As a crafter, we are sometimes called upon to share a craft with the younger generation. Making items with hemp is the perfect all around craft for just such a purpose. It appeals to kids of all ages, the supplies for even a large group can be relatively inexpensive, and it is easily taught and learned. If you find yourself in such a situation, maybe for a 4-H project, Girl Scout, or Boy Scout meeting, even a youth group meeting at church, then this is a great craft to pull out and teach to the kids.
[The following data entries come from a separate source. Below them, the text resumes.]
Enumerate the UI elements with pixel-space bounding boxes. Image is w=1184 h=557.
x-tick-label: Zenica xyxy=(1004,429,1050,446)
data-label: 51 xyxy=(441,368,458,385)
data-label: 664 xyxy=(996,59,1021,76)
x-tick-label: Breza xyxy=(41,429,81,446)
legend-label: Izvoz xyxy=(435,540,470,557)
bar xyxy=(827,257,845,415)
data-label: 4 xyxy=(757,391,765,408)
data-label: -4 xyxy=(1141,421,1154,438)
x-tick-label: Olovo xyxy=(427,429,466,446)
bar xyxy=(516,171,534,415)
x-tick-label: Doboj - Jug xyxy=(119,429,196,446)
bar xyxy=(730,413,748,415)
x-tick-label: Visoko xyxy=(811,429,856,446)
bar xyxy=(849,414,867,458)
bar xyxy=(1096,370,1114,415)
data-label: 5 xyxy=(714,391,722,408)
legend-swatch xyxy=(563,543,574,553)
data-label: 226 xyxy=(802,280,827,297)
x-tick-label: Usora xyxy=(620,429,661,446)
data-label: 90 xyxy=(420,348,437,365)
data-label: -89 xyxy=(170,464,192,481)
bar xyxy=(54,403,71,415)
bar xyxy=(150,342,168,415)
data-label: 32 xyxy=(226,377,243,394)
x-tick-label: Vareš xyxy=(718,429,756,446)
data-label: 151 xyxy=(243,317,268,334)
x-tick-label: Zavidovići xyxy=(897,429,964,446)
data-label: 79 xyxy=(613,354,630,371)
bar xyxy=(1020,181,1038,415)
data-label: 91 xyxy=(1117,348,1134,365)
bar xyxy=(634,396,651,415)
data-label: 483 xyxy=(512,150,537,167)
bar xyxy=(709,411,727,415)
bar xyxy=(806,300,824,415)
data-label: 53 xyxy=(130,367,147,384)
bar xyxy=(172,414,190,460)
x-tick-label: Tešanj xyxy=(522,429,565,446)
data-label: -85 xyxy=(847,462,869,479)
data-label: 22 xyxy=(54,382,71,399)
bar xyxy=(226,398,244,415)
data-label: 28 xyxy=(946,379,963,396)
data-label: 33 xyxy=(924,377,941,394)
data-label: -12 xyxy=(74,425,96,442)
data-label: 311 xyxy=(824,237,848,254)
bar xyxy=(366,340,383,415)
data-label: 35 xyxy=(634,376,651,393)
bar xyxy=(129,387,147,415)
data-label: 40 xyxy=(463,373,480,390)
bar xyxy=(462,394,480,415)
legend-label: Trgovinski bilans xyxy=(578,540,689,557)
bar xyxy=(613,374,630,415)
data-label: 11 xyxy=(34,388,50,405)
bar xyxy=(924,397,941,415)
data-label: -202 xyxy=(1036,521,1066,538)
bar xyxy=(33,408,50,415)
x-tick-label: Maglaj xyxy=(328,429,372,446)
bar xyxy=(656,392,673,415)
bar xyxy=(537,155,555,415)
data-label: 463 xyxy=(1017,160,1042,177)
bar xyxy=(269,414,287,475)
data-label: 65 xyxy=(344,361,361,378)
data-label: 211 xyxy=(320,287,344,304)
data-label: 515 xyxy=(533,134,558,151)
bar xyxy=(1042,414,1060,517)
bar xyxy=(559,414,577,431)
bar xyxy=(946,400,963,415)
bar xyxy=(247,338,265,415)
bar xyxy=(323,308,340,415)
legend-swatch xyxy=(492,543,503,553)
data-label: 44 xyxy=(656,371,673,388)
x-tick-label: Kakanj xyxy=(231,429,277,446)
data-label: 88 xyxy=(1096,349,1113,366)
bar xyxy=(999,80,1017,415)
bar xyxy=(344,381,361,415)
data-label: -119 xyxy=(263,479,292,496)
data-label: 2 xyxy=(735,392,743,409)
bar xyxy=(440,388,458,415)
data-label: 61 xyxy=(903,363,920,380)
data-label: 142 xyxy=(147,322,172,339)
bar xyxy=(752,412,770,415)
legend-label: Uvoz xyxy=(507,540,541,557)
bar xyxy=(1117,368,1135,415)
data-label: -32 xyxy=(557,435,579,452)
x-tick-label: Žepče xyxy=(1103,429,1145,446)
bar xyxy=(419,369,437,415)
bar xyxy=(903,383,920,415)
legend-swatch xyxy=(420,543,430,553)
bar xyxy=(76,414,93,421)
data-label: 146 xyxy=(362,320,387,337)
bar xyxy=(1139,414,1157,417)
Tips to make it Even Easier than it already is

If you find that you cut your lengths too short, do not start over, just tie on added length. No one will notice the knot, and if it does seem like it might be obvious, add a bead over it if you already have beads interspersed throughout, or leave the ends where you tied it on, on the long side, and with a yarn needle, weave the ends in.

To avoid this in the future, when you have everything measured out, add a bit more before you cut.

Knots can usually be undone. If you have really messed up, try to undo the knot, as it might be easier to do than you think.

If you make something, and it is a lot rougher than you had imagined it would be, wash it a few times. You can also soak it in a bit of fabric softener, as this will often take some of the roughness out of the threads.

If you are more comfortable holding the strands in a way that you have not seen in a book or that was shown to you by someone else, then go ahead. There are no hard and fast rules with working with hemp. Do what is most comfortable for you.